ILLUMINER: Instruction-tuned Large Language Models as Few-shot Intent Classifier and Slot Filler
Paramita Mirza, Viju Sudhi, Soumya Ranjan Sahoo, Sinchana Ramakanth Bhat
TL;DR
This work tackles the data-efficiency challenge of intent classification (IC) and slot filling (SF) in task-oriented dialogue by leveraging instruction-tuned large language models (LLMs). It introduces ILLUMINER, which reframes IC and SF as language-generation tasks and uses a single-prompt information-extraction approach for SF, combined with parameter-efficient fine-tuning (PEFT) such as LoRA on FLAN-T5-xxl. Across SNIPS, MASSIVE, and MultiWoz, ILLUMINER with LoRA outperforms state-of-the-art joint IC+SF methods and GPT-3.5 few-shot, achieving strong SF performance with less than 6% of the full training data and demonstrating robust cross-dataset and multilingual generalization.
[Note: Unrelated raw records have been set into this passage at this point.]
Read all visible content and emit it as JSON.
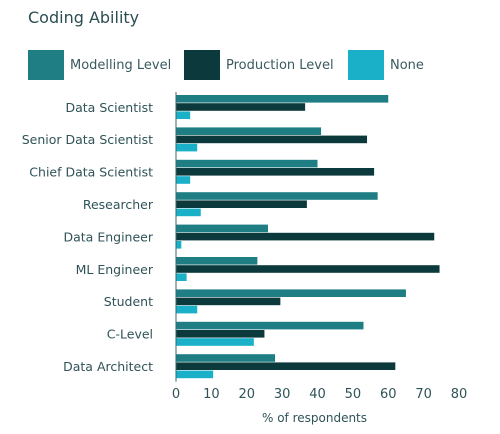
{
  "chart_data": {
    "type": "bar",
    "orientation": "horizontal",
    "title": "Coding Ability",
    "xlabel": "% of respondents",
    "ylabel": "",
    "xlim": [
      0,
      80
    ],
    "xticks": [
      "0",
      "10",
      "20",
      "30",
      "40",
      "50",
      "60",
      "70",
      "80"
    ],
    "grid": false,
    "legend_position": "top",
    "categories": [
      "Data Scientist",
      "Senior Data Scientist",
      "Chief Data Scientist",
      "Researcher",
      "Data Engineer",
      "ML Engineer",
      "Student",
      "C-Level",
      "Data Architect"
    ],
    "series": [
      {
        "name": "Modelling Level",
        "color": "#1f7e83",
        "values": [
          60,
          41,
          40,
          57,
          26,
          23,
          65,
          53,
          28
        ]
      },
      {
        "name": "Production Level",
        "color": "#0c3a3c",
        "values": [
          36.5,
          54,
          56,
          37,
          73,
          74.5,
          29.5,
          25,
          62
        ]
      },
      {
        "name": "None",
        "color": "#1ab0c8",
        "values": [
          4,
          6,
          4,
          7,
          1.5,
          3,
          6,
          22,
          10.5
        ]
      }
    ]
  }
}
The work also provides extensive ablations on instruction-tuning versus non-instruction models, model size, PEFT techniques, and the impact of exposing label descriptions, offering practical guidance for deploying IC/SF in industry with reduced data and compute requirements.
Abstract
State-of-the-art intent classification (IC) and slot filling (SF) methods often rely on data-intensive deep learning models, limiting their practicality for industry applications. Large language models on the other hand, particularly instruction-tuned models (Instruct-LLMs), exhibit remarkable zero-shot performance across various natural language tasks. This study evaluates Instruct-LLMs on popular benchmark datasets for IC and SF, emphasizing their capacity to learn from fewer examples. We introduce ILLUMINER, an approach framing IC and SF as language generation tasks for Instruct-LLMs, with a more efficient SF-prompting method compared to prior work. A comprehensive comparison with multiple baselines shows that our approach, using the FLAN-T5 11B model, outperforms the state-of-the-art joint IC+SF method and in-context learning with GPT3.5 (175B), particularly in slot filling by 11.1--32.2 percentage points. Additionally, our in-depth ablation study demonstrates that parameter-efficient fine-tuning requires less than 6% of training data to yield comparable performance with traditional full-weight fine-tuning.